Prix
Je n'aurai pas de prix littéraire, les libraires m'ont boudé, je suis accablé. On dit que Le Clézio m'a privé du Renaudot. C'est possible, il est tellement rêveur. Nous jouons dans le même film depuis des années, lui le bon, moi le méchant, Modiano ambigu, Angot et Houellebecq au saloon, Quignard en pasteur ascétique. Dans la dernière scène du western, on voit Le Clézio partir vainqueur dans le soleil couchant, pendant que, dans le cimetière, ma main se crispe une dernière fois sur la poignée de dollars que je n'atteindrai jamais.

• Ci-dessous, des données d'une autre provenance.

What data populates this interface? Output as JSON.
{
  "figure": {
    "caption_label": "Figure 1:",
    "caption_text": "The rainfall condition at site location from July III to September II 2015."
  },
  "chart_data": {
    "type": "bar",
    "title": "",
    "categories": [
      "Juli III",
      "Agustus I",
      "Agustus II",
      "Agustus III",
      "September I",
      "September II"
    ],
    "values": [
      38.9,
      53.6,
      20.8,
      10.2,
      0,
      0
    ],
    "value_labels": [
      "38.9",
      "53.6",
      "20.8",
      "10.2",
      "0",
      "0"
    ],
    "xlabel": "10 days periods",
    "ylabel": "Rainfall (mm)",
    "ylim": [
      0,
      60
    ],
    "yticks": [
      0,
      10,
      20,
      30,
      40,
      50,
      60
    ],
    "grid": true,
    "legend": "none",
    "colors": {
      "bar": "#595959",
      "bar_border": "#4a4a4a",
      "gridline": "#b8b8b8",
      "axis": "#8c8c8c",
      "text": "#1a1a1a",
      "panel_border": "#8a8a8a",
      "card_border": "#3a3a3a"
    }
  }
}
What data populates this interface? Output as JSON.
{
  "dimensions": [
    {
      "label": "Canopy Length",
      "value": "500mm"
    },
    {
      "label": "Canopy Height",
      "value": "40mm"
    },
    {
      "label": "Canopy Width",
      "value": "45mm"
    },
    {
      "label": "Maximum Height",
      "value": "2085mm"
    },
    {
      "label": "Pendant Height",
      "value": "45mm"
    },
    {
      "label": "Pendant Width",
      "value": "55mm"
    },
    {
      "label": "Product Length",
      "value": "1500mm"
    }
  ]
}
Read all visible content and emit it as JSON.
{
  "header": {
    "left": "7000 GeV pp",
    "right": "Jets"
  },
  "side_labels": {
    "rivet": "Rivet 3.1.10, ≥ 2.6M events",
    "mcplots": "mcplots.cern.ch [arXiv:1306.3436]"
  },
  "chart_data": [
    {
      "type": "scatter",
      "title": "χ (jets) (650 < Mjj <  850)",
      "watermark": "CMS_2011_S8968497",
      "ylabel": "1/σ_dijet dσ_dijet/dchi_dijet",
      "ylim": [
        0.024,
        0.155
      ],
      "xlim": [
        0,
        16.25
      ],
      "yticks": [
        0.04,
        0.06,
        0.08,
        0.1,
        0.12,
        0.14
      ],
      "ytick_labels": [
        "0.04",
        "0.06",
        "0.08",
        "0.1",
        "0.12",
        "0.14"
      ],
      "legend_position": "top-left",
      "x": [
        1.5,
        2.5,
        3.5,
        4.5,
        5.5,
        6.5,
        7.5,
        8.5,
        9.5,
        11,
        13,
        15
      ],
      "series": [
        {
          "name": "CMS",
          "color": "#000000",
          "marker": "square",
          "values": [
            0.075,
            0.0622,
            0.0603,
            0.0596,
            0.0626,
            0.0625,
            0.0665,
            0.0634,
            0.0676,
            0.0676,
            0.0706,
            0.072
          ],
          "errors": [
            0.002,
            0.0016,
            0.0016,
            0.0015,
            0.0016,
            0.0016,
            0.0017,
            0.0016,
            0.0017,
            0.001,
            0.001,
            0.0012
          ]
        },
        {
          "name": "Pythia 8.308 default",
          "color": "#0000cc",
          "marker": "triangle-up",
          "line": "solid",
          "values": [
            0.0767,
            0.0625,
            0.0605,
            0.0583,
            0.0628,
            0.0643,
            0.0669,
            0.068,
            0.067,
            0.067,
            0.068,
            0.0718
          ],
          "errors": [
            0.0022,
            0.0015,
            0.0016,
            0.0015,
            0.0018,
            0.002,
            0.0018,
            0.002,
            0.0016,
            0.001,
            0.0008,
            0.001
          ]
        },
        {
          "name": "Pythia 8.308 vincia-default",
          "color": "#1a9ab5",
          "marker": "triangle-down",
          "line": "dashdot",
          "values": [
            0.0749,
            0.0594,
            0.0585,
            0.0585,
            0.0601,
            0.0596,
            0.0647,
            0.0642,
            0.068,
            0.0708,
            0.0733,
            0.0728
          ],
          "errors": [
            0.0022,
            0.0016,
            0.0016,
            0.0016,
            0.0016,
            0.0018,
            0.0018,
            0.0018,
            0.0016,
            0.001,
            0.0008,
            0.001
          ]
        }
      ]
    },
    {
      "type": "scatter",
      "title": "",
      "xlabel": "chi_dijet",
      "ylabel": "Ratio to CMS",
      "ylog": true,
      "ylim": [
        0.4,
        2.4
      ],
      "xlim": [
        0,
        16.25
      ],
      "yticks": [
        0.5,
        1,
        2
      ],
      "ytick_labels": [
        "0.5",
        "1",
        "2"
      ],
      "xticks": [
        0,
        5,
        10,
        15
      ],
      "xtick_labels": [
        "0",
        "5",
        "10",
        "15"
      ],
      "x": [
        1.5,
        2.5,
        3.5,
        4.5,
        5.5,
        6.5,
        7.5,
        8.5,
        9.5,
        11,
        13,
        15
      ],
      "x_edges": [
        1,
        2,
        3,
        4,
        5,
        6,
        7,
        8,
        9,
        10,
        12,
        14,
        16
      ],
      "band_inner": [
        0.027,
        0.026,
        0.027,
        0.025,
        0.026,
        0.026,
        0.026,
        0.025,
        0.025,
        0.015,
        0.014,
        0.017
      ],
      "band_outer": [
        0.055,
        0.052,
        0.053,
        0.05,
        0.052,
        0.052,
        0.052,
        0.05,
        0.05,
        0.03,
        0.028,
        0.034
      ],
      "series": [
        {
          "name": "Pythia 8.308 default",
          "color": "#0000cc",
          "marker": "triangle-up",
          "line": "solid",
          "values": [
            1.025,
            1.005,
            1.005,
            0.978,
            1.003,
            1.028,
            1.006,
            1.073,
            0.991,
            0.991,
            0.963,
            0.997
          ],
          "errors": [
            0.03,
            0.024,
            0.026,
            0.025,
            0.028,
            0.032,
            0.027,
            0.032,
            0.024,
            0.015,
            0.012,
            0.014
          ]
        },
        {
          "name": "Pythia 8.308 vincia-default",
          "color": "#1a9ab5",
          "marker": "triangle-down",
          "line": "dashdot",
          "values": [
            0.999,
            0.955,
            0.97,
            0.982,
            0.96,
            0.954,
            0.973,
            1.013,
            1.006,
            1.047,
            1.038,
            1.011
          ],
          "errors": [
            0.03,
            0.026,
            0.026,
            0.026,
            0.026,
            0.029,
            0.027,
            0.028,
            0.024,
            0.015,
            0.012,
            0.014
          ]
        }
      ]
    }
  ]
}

Jouer sa propre agonie n'est pas si facile, et pourtant je ne m'en lasse pas. Pourrais-je incarner un jour le bon cow-boy sur fond de déferlante musicale ? M'éloigner fier et dédaigneux dans le désert mexicain ? Non, rien à faire, chacun doit jouer son rôle. Le pasteur Quignard m'enterrera vite avec quelques mots en latin. Angot et Houellebecq boiront à ma mémoire au saloon. Modiano dira à mon sujet une phrase rapide et incompréhensible à la banque. De là à titrer, comme Le Figaro Magazine : « Guerre civile chez Gallimard », il y a un abîme. C'était du cinéma, voyons.